Another new effort launched on Friday aims to get the STR industry on the same page on the subject of sustainability.

EnviroRental describes itself as “the vacation rental industry’s premier sustainability clearinghouse” to give owners, property managers and other businesses the knowledge they need to save money, reduce emissions and meet growing consumer demand for sustainable stays. The site contains a sustainability roadmap, news, webinars, case studies, measurement tools, data and podcasts.

“The vast majority of vacation rental professionals want to make their business more sustainable – intellectually and emotionally, they get it,” says Bob Garner, Founder of EnviroRental. “Their problem is that they don’t know what to do or where to start.

“EnviroRental aims to eliminate this concern and empower every owner/property manager with appropriate sustainability solutions that they can implement at their own pace…with the least amount of effort or expense.”

“Consistent standard”

Steve Milo, founder and CEO of a Florida-based property management company Vtripssays he would be “very supportive” of Sustonica’s initiative.

“Currently, there is a lack… of a consistent standard as to what makes a real estate or property management company sustainable,” says Milo. “You go to an OTA like Airbnb and it’s a bit like the Wild West. … What sustainability means to one person might be completely different in another property.

Milo suggests that the first pass of certification could set “a lower bar, and then with each passing year you make adjustments.”
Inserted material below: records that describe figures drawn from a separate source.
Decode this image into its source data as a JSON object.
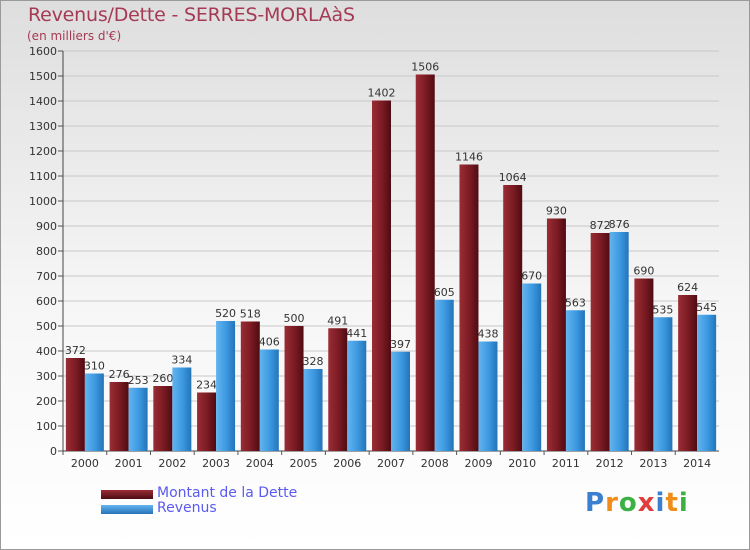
{
  "chart_data": {
    "type": "bar",
    "title": "Revenus/Dette - SERRES-MORLAàS",
    "subtitle": "(en milliers d'€)",
    "categories": [
      "2000",
      "2001",
      "2002",
      "2003",
      "2004",
      "2005",
      "2006",
      "2007",
      "2008",
      "2009",
      "2010",
      "2011",
      "2012",
      "2013",
      "2014"
    ],
    "series": [
      {
        "name": "Montant de la Dette",
        "color": "#7a1a22",
        "values": [
          372,
          276,
          260,
          234,
          518,
          500,
          491,
          1402,
          1506,
          1146,
          1064,
          930,
          872,
          690,
          624
        ]
      },
      {
        "name": "Revenus",
        "color": "#3b98e0",
        "values": [
          310,
          253,
          334,
          520,
          406,
          328,
          441,
          397,
          605,
          438,
          670,
          563,
          876,
          535,
          545
        ]
      }
    ],
    "ylim": [
      0,
      1600
    ],
    "yticks": [
      0,
      100,
      200,
      300,
      400,
      500,
      600,
      700,
      800,
      900,
      1000,
      1100,
      1200,
      1300,
      1400,
      1500,
      1600
    ],
    "xlabel": "",
    "ylabel": "",
    "legend_position": "bottom-left"
  },
  "brand": {
    "letters": [
      "P",
      "r",
      "o",
      "x",
      "i",
      "t",
      "i"
    ],
    "colors": [
      "#3b7fd0",
      "#f08c1a",
      "#3cb043",
      "#e23c3c",
      "#3b7fd0",
      "#f08c1a",
      "#3cb043"
    ]
  }
}
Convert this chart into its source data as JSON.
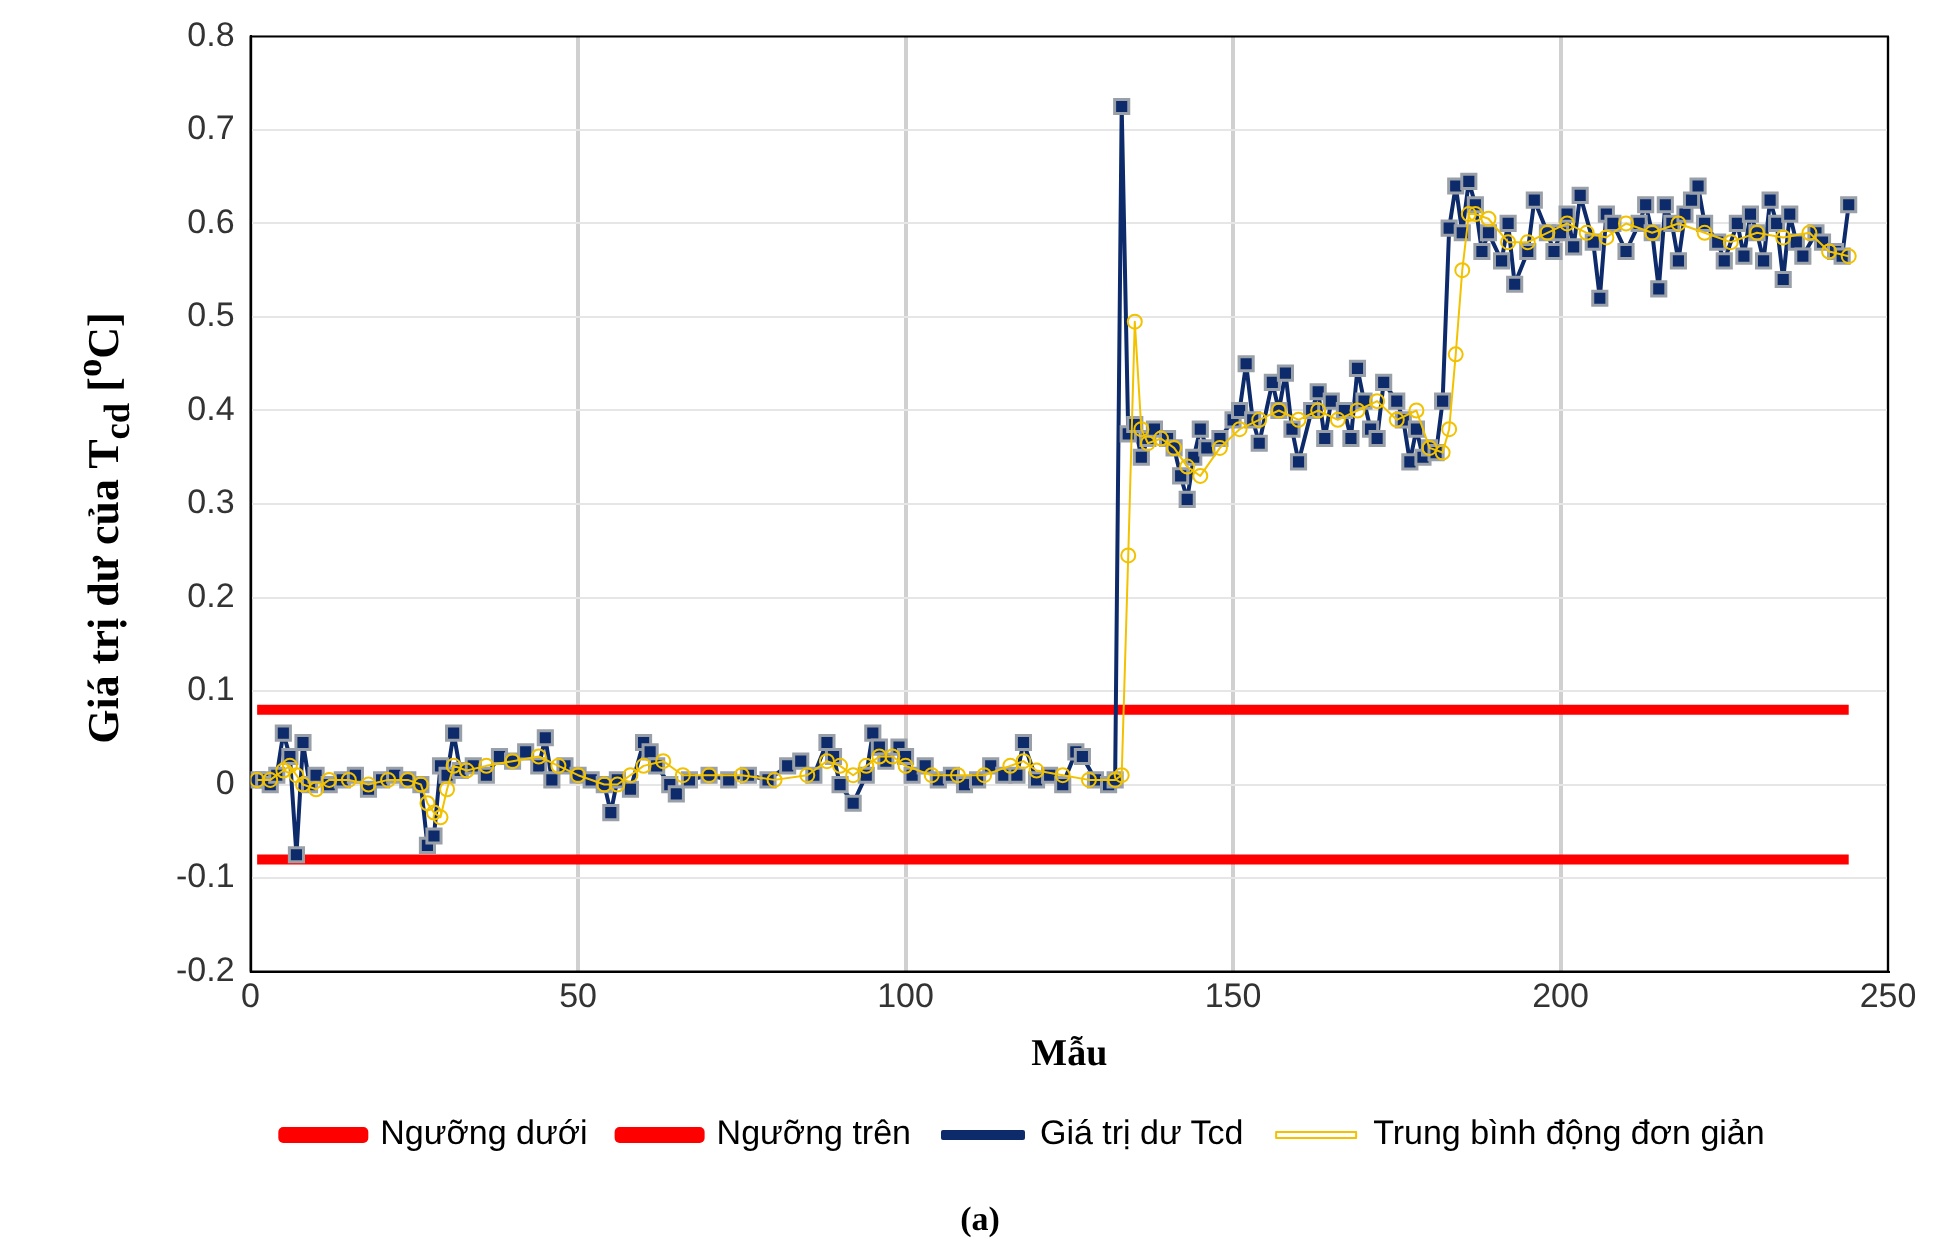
{
  "chart_data": {
    "type": "line",
    "xlabel": "Mẫu",
    "ylabel": "Giá trị dư của T$_{cd}$ [$^{o}$C]",
    "annotations": [
      "(a)"
    ],
    "xlim": [
      0,
      250
    ],
    "xticks": [
      0,
      50,
      100,
      150,
      200,
      250
    ],
    "ylim": [
      -0.2,
      0.8
    ],
    "yticks": [
      -0.2,
      -0.1,
      0,
      0.1,
      0.2,
      0.3,
      0.4,
      0.5,
      0.6,
      0.7,
      0.8
    ],
    "grid": true,
    "legend": "bottom",
    "series": [
      {
        "name": "Ngưỡng dưới",
        "color": "#ff0000",
        "x": [
          1,
          244
        ],
        "values": [
          -0.08,
          -0.08
        ]
      },
      {
        "name": "Ngưỡng trên",
        "color": "#ff0000",
        "x": [
          1,
          244
        ],
        "values": [
          0.08,
          0.08
        ]
      },
      {
        "name": "Giá trị dư Tcd",
        "color": "#0d2a6b",
        "marker": "square",
        "x": [
          1,
          2,
          3,
          4,
          5,
          6,
          7,
          8,
          9,
          10,
          12,
          14,
          16,
          18,
          20,
          22,
          24,
          26,
          27,
          28,
          29,
          30,
          31,
          32,
          34,
          36,
          38,
          40,
          42,
          44,
          45,
          46,
          48,
          50,
          52,
          54,
          55,
          56,
          58,
          60,
          61,
          62,
          64,
          65,
          67,
          70,
          73,
          76,
          79,
          82,
          84,
          86,
          88,
          89,
          90,
          92,
          94,
          95,
          96,
          97,
          99,
          100,
          101,
          103,
          105,
          107,
          109,
          111,
          113,
          115,
          117,
          118,
          120,
          122,
          124,
          126,
          127,
          129,
          131,
          132,
          133,
          134,
          135,
          136,
          137,
          138,
          140,
          141,
          142,
          143,
          144,
          145,
          146,
          148,
          150,
          151,
          152,
          153,
          154,
          156,
          157,
          158,
          159,
          160,
          162,
          163,
          164,
          165,
          167,
          168,
          169,
          170,
          171,
          172,
          173,
          175,
          176,
          177,
          178,
          179,
          180,
          181,
          182,
          183,
          184,
          185,
          186,
          187,
          188,
          189,
          191,
          192,
          193,
          195,
          196,
          198,
          199,
          200,
          201,
          202,
          203,
          205,
          206,
          207,
          208,
          210,
          212,
          213,
          214,
          215,
          216,
          217,
          218,
          219,
          220,
          221,
          222,
          224,
          225,
          227,
          228,
          229,
          230,
          231,
          232,
          233,
          234,
          235,
          236,
          237,
          239,
          240,
          242,
          243,
          244
        ],
        "values": [
          0.005,
          0.005,
          0,
          0.01,
          0.055,
          0.03,
          -0.075,
          0.045,
          0,
          0.01,
          0,
          0.005,
          0.01,
          -0.005,
          0.005,
          0.01,
          0.005,
          0,
          -0.065,
          -0.055,
          0.02,
          0.01,
          0.055,
          0.015,
          0.02,
          0.01,
          0.03,
          0.025,
          0.035,
          0.02,
          0.05,
          0.005,
          0.02,
          0.01,
          0.005,
          0,
          -0.03,
          0.005,
          -0.005,
          0.045,
          0.035,
          0.02,
          0,
          -0.01,
          0.005,
          0.01,
          0.005,
          0.01,
          0.005,
          0.02,
          0.025,
          0.01,
          0.045,
          0.03,
          0,
          -0.02,
          0.01,
          0.055,
          0.04,
          0.025,
          0.04,
          0.03,
          0.01,
          0.02,
          0.005,
          0.01,
          0,
          0.005,
          0.02,
          0.01,
          0.01,
          0.045,
          0.005,
          0.01,
          0,
          0.035,
          0.03,
          0.005,
          0,
          0.005,
          0.725,
          0.375,
          0.385,
          0.35,
          0.37,
          0.38,
          0.37,
          0.36,
          0.33,
          0.305,
          0.35,
          0.38,
          0.36,
          0.37,
          0.39,
          0.4,
          0.45,
          0.39,
          0.365,
          0.43,
          0.4,
          0.44,
          0.38,
          0.345,
          0.4,
          0.42,
          0.37,
          0.41,
          0.4,
          0.37,
          0.445,
          0.41,
          0.38,
          0.37,
          0.43,
          0.41,
          0.39,
          0.345,
          0.38,
          0.35,
          0.36,
          0.355,
          0.41,
          0.595,
          0.64,
          0.59,
          0.645,
          0.62,
          0.57,
          0.59,
          0.56,
          0.6,
          0.535,
          0.57,
          0.625,
          0.59,
          0.57,
          0.59,
          0.61,
          0.575,
          0.63,
          0.58,
          0.52,
          0.61,
          0.6,
          0.57,
          0.6,
          0.62,
          0.59,
          0.53,
          0.62,
          0.6,
          0.56,
          0.61,
          0.625,
          0.64,
          0.6,
          0.58,
          0.56,
          0.6,
          0.565,
          0.61,
          0.59,
          0.56,
          0.625,
          0.6,
          0.54,
          0.61,
          0.58,
          0.565,
          0.59,
          0.58,
          0.57,
          0.565,
          0.62
        ]
      },
      {
        "name": "Trung bình động đơn giản",
        "color": "#f2c200",
        "marker": "circle",
        "x": [
          1,
          3,
          5,
          6,
          7,
          8,
          10,
          12,
          15,
          18,
          21,
          24,
          26,
          27,
          28,
          29,
          30,
          31,
          33,
          36,
          40,
          44,
          47,
          50,
          54,
          56,
          58,
          60,
          63,
          66,
          70,
          75,
          80,
          85,
          88,
          90,
          92,
          94,
          96,
          98,
          100,
          104,
          108,
          112,
          116,
          118,
          120,
          124,
          128,
          132,
          133,
          134,
          135,
          136,
          137,
          139,
          141,
          143,
          145,
          148,
          151,
          154,
          157,
          160,
          163,
          166,
          169,
          172,
          175,
          178,
          180,
          182,
          183,
          184,
          185,
          186,
          187,
          189,
          192,
          195,
          198,
          201,
          204,
          207,
          210,
          214,
          218,
          222,
          226,
          230,
          234,
          238,
          241,
          244
        ],
        "values": [
          0.005,
          0.005,
          0.015,
          0.02,
          0.01,
          0,
          -0.005,
          0.005,
          0.005,
          0,
          0.005,
          0.005,
          0,
          -0.02,
          -0.03,
          -0.035,
          -0.005,
          0.02,
          0.015,
          0.02,
          0.025,
          0.03,
          0.02,
          0.01,
          0,
          0,
          0.01,
          0.02,
          0.025,
          0.01,
          0.01,
          0.01,
          0.005,
          0.01,
          0.025,
          0.02,
          0.01,
          0.02,
          0.03,
          0.03,
          0.02,
          0.01,
          0.01,
          0.01,
          0.02,
          0.025,
          0.015,
          0.01,
          0.005,
          0.005,
          0.01,
          0.245,
          0.495,
          0.38,
          0.365,
          0.37,
          0.36,
          0.34,
          0.33,
          0.36,
          0.38,
          0.39,
          0.4,
          0.39,
          0.4,
          0.39,
          0.4,
          0.41,
          0.39,
          0.4,
          0.36,
          0.355,
          0.38,
          0.46,
          0.55,
          0.61,
          0.61,
          0.605,
          0.58,
          0.58,
          0.59,
          0.6,
          0.59,
          0.585,
          0.6,
          0.59,
          0.6,
          0.59,
          0.58,
          0.59,
          0.585,
          0.59,
          0.57,
          0.565
        ]
      }
    ]
  }
}
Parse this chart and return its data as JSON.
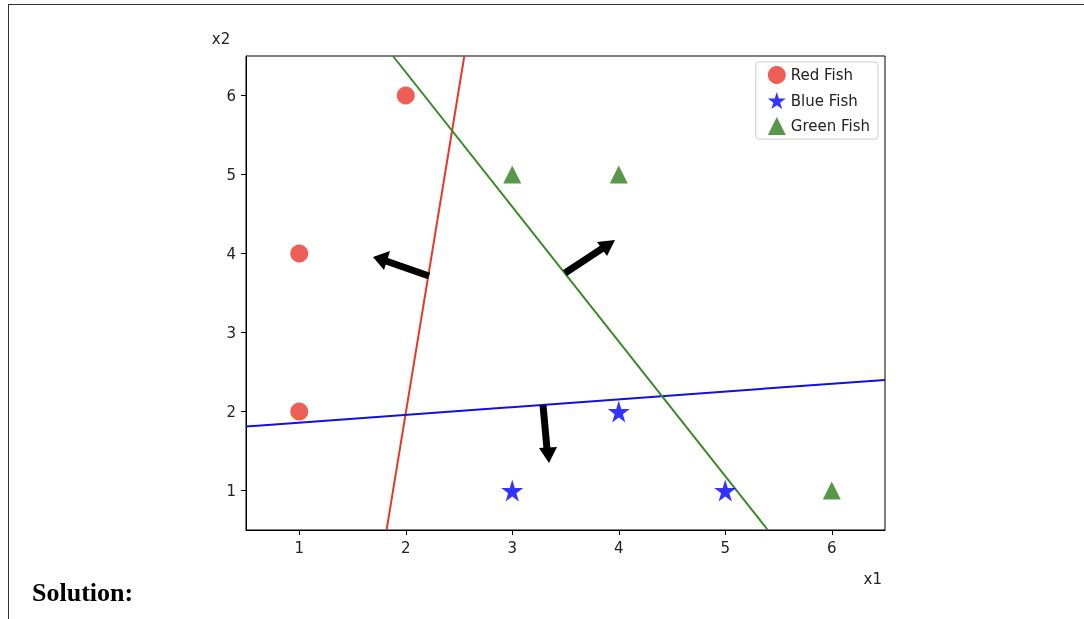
{
  "chart_data": {
    "type": "scatter",
    "xlabel": "x1",
    "ylabel": "x2",
    "xlim": [
      0.5,
      6.5
    ],
    "ylim": [
      0.5,
      6.5
    ],
    "xticks": [
      1,
      2,
      3,
      4,
      5,
      6
    ],
    "yticks": [
      1,
      2,
      3,
      4,
      5,
      6
    ],
    "grid": false,
    "legend": "top right",
    "annotations": [
      "Solution:"
    ],
    "series": [
      {
        "name": "Red Fish",
        "color": "#e8372a",
        "marker": "circle",
        "x": [
          1,
          1,
          2
        ],
        "values": [
          2,
          4,
          6
        ]
      },
      {
        "name": "Blue Fish",
        "color": "#0000ff",
        "marker": "star",
        "x": [
          3,
          4,
          5
        ],
        "values": [
          1,
          2,
          1
        ]
      },
      {
        "name": "Green Fish",
        "color": "#2e7d1a",
        "marker": "triangle",
        "x": [
          3,
          4,
          6
        ],
        "values": [
          5,
          5,
          1
        ]
      },
      {
        "type": "line",
        "color": "#e8372a",
        "marker": "none",
        "x": [
          1.82,
          2.55
        ],
        "values": [
          0.5,
          6.5
        ]
      },
      {
        "type": "line",
        "color": "#1010e0",
        "marker": "none",
        "x": [
          0.5,
          6.5
        ],
        "values": [
          1.81,
          2.4
        ]
      },
      {
        "type": "line",
        "color": "#3a8a2a",
        "marker": "none",
        "x": [
          1.88,
          5.4
        ],
        "values": [
          6.5,
          0.5
        ]
      }
    ]
  }
}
Also, he adds, “what may be standards in Europe may not be standards in the United States. I think Europe is further ahead of the United States, so I think that the standards will potentially have to be country-based as well”.

To earn Sustonica’s badge, a rental property must provide evidence that it has met at least 12 of 40 benchmarks, including having recycling and compost bins and using LED light bulbs, low-flow toilets and energy-saving refrigerators.

About 30% of STRs who have so far applied for Sustonica certification have failed to qualify, she says.

What sustainability means to one person might be completely different in another property.

Steve Milo – VTrips

In the near future, it plans to announce a partnership with a smaller OTA that will allow its users to filter results for Sustonica-approved properties.

“And then we talk to the big boys, obviously at Airbnb, at Expedia, at,” she says. “As we grow, the standard is meant to evolve, and we may consider comparing a property to other properties in the same area.”

And Sustonica’s message to rental owners: “We need your help to reach critical mass as this will speed up the process. Meanwhile, your certification will boost your direct booking efforts.

And she says certification can pay off for vacation rentals by helping them meet environmental, social and governance (ESG) goals that appeal to investors.

“We have the power to influence so many people because the guests who come to our house are also owners, so they…can be influenced by how we have changed our homes to make them more eco-friendly. environment,” says de Souza Lage.

Occupancy amplifier

De Souza Lage designates as a leader in the space, with its own badge for hotels, resorts, apartments, bed and breakfasts, vacation homes, hotels, resorts and other sustainable properties.

Data firm STR Transparent Intelligence studied listings and found that sustainable listings achieved 2% higher occupancy than their “no-badge competitors”.

“You can laugh at 2%, but that equates to one extra week booked over the course of a year, which as we all know adds up,” says Transparent Intelligence.

However, the average daily rate key performance indicator did not follow suit, the company found, with ADR lagging $7 for durable properties. One reason could be that prices are lower for new listings that have these badges, according to Transparent Intelligence.

Milo says professional property management companies have the ability to make a big impact on sustainability, adding that Vtrips has adopted a variety of eco-friendly practices.

For example, says Milo, Vtrips saves both energy and water by doing laundry in eco-friendly facilities that use recycled water and eco-friendly cleaning products, rather than in residential washing machines. The company has also eliminated paper and is looking to install shower dispensers rather than providing single-use bottles.